Dr. Maximilian Kübler-Wachendorff
Rz. 118
Nach Art. 59 Abs. 1 EuErbVO können nur die in einem Mitgliedstaat ausgestellten öffentlichen Urkunden angenommen werden. Privaturkunden unterfallen hingegen nicht Art. 59 Abs. 1 EuErbVO, sodass sich deren Beweiswirkungen stets nach der lex fori richten und nicht nach dem Recht des Ursprungsmitgliedstaates.

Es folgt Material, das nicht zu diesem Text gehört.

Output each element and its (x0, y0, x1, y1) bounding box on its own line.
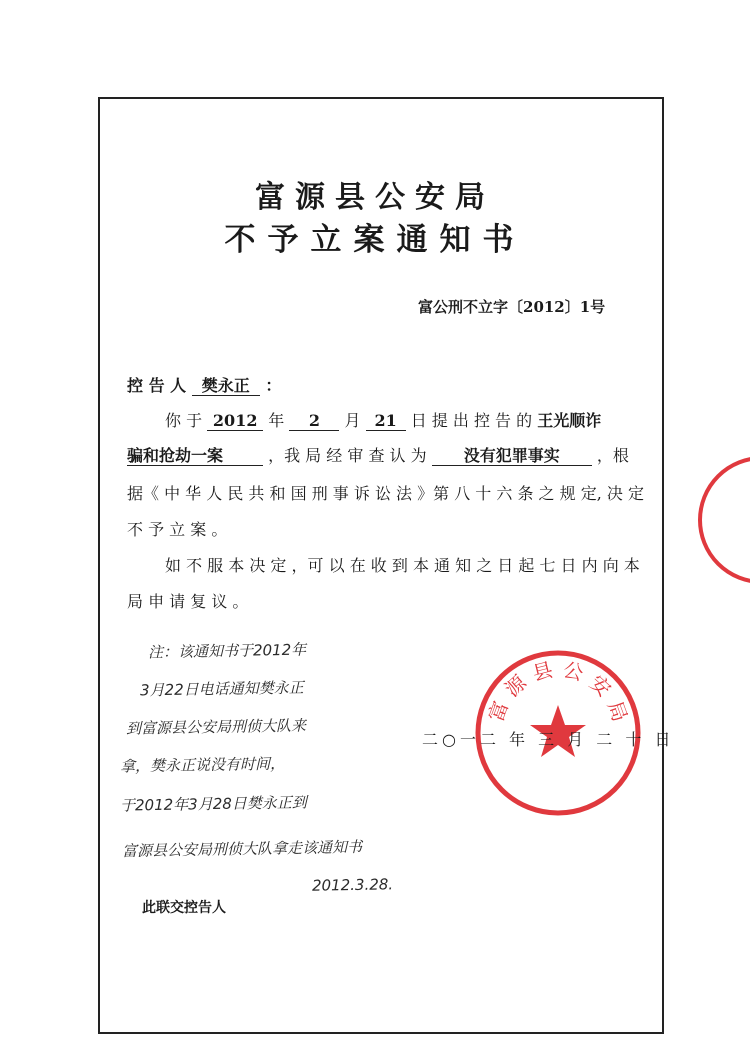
document-title: 不予立案通知书 (224, 222, 526, 258)
seal-char: 局 (602, 697, 633, 725)
handwritten-note-line-5: 于2012年3月28日樊永正到 (119, 793, 307, 815)
document-number: 富公刑不立字〔2012〕1号 (418, 298, 606, 316)
seal-char: 富 (483, 697, 514, 725)
footer-note: 此联交控告人 (142, 900, 226, 916)
finding-text: 没有犯罪事实 (432, 447, 592, 466)
handwritten-note-line-6: 富源县公安局刑侦大队拿走该通知书 (121, 837, 363, 861)
handwritten-date: 2012.3.28. (311, 875, 394, 895)
handwritten-note-line-3: 到富源县公安局刑侦大队来 (125, 716, 307, 738)
handwritten-note-line-2: 3月22日电话通知樊永正 (139, 678, 304, 700)
paragraph-1-line-1 (165, 408, 601, 431)
you-on-label: 你 于 (165, 411, 203, 430)
complainant-colon: ： (265, 376, 282, 395)
review-text: ，我 局 经 审 查 认 为 (268, 446, 427, 465)
handwritten-note-line-1: 注：该通知书于2012年 (147, 640, 307, 662)
seal-char: 安 (585, 670, 616, 702)
basis-start: ，根 (596, 446, 629, 465)
issue-date: 二○一二 年 三 月 二 十 日 (422, 730, 675, 749)
seal-char: 公 (560, 657, 586, 686)
seal-char: 县 (530, 657, 556, 686)
case-name-part-1: 王光顺诈 (537, 411, 602, 430)
seal-char: 源 (500, 670, 531, 702)
complaint-day: 21 (366, 412, 406, 431)
appeal-line-1: 如 不 服 本 决 定 ，可 以 在 收 到 本 通 知 之 日 起 七 日 内 向 本 (165, 556, 640, 575)
day-text: 日 提 出 控 告 的 (410, 411, 533, 430)
complainant-name: 樊永正 (192, 377, 260, 396)
decision-line: 不 予 立 案 。 (127, 520, 228, 539)
complaint-year: 2012 (207, 412, 263, 431)
handwritten-note-line-4: 拿，樊永正说没有时间， (119, 754, 286, 776)
complainant-line (127, 373, 281, 396)
partial-seal-right (684, 450, 750, 590)
complaint-month: 2 (289, 412, 339, 431)
year-unit: 年 (268, 411, 285, 430)
case-name-part-2: 骗和抢劫一案 (127, 447, 263, 466)
complainant-label: 控 告 人 (127, 376, 187, 395)
agency-title: 富源县公安局 (255, 180, 495, 215)
law-basis-line: 据《 中 华 人 民 共 和 国 刑 事 诉 讼 法 》第 八 十 六 条 之 规 定, 决 定 (127, 484, 644, 503)
paragraph-1-line-2 (127, 443, 629, 466)
appeal-line-2: 局 申 请 复 议 。 (127, 592, 249, 611)
month-unit: 月 (344, 411, 361, 430)
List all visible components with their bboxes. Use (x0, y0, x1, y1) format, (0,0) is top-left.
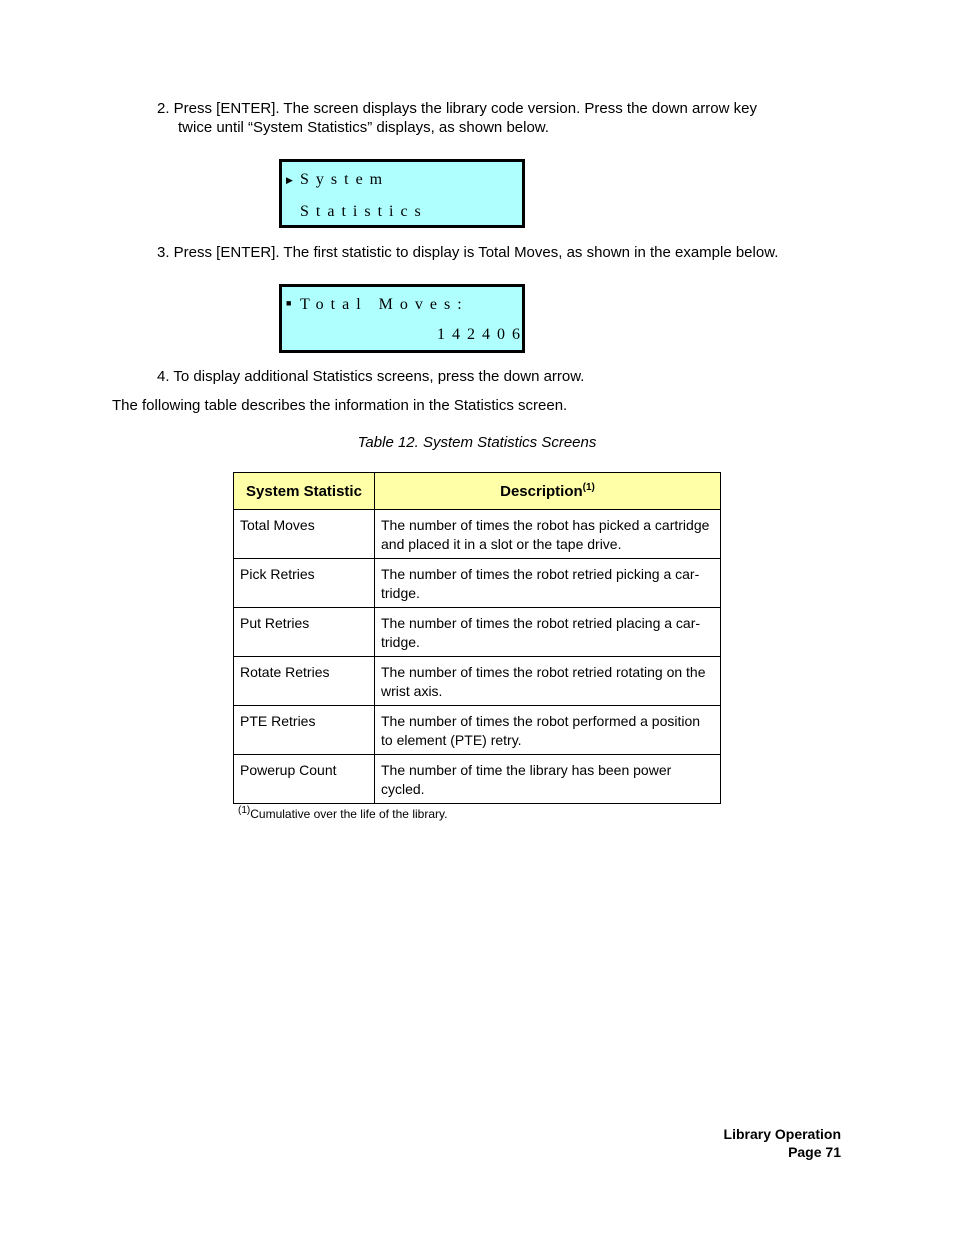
stat-name: Total Moves (234, 510, 375, 559)
footnote-mark: (1) (238, 805, 251, 816)
statistics-table (233, 472, 721, 804)
stat-description: The number of times the robot retried picking a car-tridge. (375, 559, 721, 608)
intro-paragraph: The following table describes the information in the Statistics screen. (112, 397, 568, 414)
table-row (234, 706, 721, 755)
stat-name: Powerup Count (234, 755, 375, 804)
lcd-line-1: Total Moves: (300, 296, 469, 313)
lcd-screen-system-statistics (279, 159, 525, 228)
footer-page-number: Page 71 (788, 1144, 841, 1160)
step-3 (157, 243, 837, 262)
table-footnote (238, 807, 447, 821)
stat-description: The number of times the robot retried placing a car-tridge. (375, 608, 721, 657)
stat-name: Pick Retries (234, 559, 375, 608)
lcd-cursor-arrow-icon: ▶ (286, 175, 293, 185)
header-description: Description$^{(1)}$ (375, 473, 721, 510)
step-4-line1: 4. To display additional Statistics screens, press the down arrow. (157, 368, 585, 385)
table-row (234, 657, 721, 706)
stat-name: PTE Retries (234, 706, 375, 755)
step-3-line1: 3. Press [ENTER]. The first statistic to display is Total Moves, as shown in the example below. (157, 244, 779, 261)
table-row (234, 559, 721, 608)
table-row (234, 755, 721, 804)
stat-name: Put Retries (234, 608, 375, 657)
footnote-text: Cumulative over the life of the library. (250, 807, 448, 821)
lcd-screen-total-moves (279, 284, 525, 353)
footer-section-title: Library Operation (723, 1126, 841, 1142)
page-footer (724, 1125, 841, 1161)
header-system-statistic: System Statistic (234, 473, 375, 510)
lcd-line-2: 142406 (437, 326, 527, 343)
step-4 (157, 367, 837, 386)
table-caption: Table 12. System Statistics Screens (357, 434, 597, 451)
stat-name: Rotate Retries (234, 657, 375, 706)
stat-description: The number of times the robot retried rotating on the wrist axis. (375, 657, 721, 706)
lcd-line-1: System (300, 171, 390, 188)
table-header-row (234, 473, 721, 510)
step-2-line2: twice until “System Statistics” displays, as shown below. (178, 119, 549, 136)
footnote-ref: (1) (582, 481, 595, 493)
step-2-line1: 2. Press [ENTER]. The screen displays the library code version. Press the down arrow key (157, 100, 757, 117)
table-row (234, 608, 721, 657)
stat-description: The number of time the library has been power cycled. (375, 755, 721, 804)
lcd-cursor-block-icon: ■ (286, 298, 292, 308)
step-2 (157, 99, 837, 137)
stat-description: The number of times the robot has picked a cartridge and placed it in a slot or the tape drive. (375, 510, 721, 559)
table-row (234, 510, 721, 559)
lcd-line-2: Statistics (300, 203, 428, 220)
stat-description: The number of times the robot performed a position to element (PTE) retry. (375, 706, 721, 755)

Nach der Legaldefinition in Art. 3 Abs. 1 lit. i EuErbVO ist eine öffentliche Urkunde ein Schriftstück in Erbsachen, das als öffentliche Urkunde in einem Mitgliedstaat förmlich errichtet oder eingetragen worden ist und dessen Beweiskraft sich auf die Unterschrift und den Inhalt der öffentlichen Urkunde bezieht und durch eine Behörde oder eine andere vom Ursprungsmitgliedstaat hierzu ermächtigte Stelle festgestellt worden ist. Auch elektronische Dokumente sind als "Schriftstücke" von dieser Definition erfasst. Für die Erstreckung der Beweiswirkung der Urkunde kann die annehmende Stelle aber die Vorlage einer beglaubigten Abschrift auf Papier verlangen. Ob die Errichtung einer Urkunde in elektronischer Form zulässig ist, entscheidet jedoch das Formstatut.
Rz. 119
Es muss sich um ein "Schriftstück" in Erbsachen handeln. Insoweit muss der Inhalt der Urkunde eine Materie betreffen, die in den sachlichen Anwendungsbereich der EuErbVO (Art. 1 EuErbVO) fällt, also einen Aspekt der Rechtsnachfolge von Todes wegen betrifft. Nicht maßgeblich ist hingegen, ob die Urkunde in einem erbrechtlichen Kontext verwendet werden soll: Personenstandsurkunden unterfallen daher nicht Art. 59 Abs. 1 EuErbVO, auch wenn sie für ein erbrechtliches Verfahren benötigt werden, da der Personenstand vom Anwendungsbereich der EuErbVO ausgenommen ist (Art. 1 Abs. 2 lit. a EuErbVO). Unschädlich ist aber, wenn die Urkunde neben der erbrechtlichen Materie weitere beinhaltet, die nicht in den Anwendungsbereich der EuErbVO fallen. Allerdings kann dann nur der erbrechtliche Teil der Urkunde nach Art. 59 Abs. 1 EuErbVO angenommen werden.
Rz. 120
Art. 59 Abs. 1 EuErbVO erfasst demnach insbesondere beurkundete Verfügungen von Todes wegen, beurkundete Erbausschlagungen und -annahmen, Nachlassinventare und Auseinandersetzungsvereinbarung. Mitgliedstaatliche Erbnachweise können ebenfalls unter Art. 59 Abs. 1 EuErbVO fallen, sofern sie in einer öffentlichen Urkunde enthalten sind und keine Entscheidung i.S.v. Art. 3 Abs. 1 lit. g EuErbVO darstellen.
Rz. 121
Keine öffentliche Urkunde in diesem Sinne stellen indes notarielle Beglaubigungen von Unterschriften dar. Die Legaldefinition der öffentlichen Urkunde in Art. 3 Abs. 1 lit. i EuErbVO erfordert, dass sich die Beweiskraft der Urkunde auf den Inhalt und die Unterschrift auf der Urkunde bezieht. Nicht ausreichend ist daher, wenn sich die Beweiskraft der Urkunde wie bei einer notariellen Unterschriftsbeglaubigung, allein auf die Unterschrift bezieht. Die Wirkung solcher Urkunden bestimmt sich daher allein nach der lex fori.
Rz. 122
Die Urkunde muss von einer hierzu ermächtigenden Stelle eines anderen Mitgliedstaates förmlich errichtet worden sein. Zu den hierzu ermächtigten Stellen zählen unter anderem auch Notare. Maßgeblich ist insoweit, dass die Stelle ihre hoheitlichen Rechte von einem Mitgliedstaat ableitet. Gestattet der Mitgliedstaat auch Beurkundungen im Ausland, handelt es sich ebenfalls um eine öffentliche Urkunde eines Mitgliedstaates.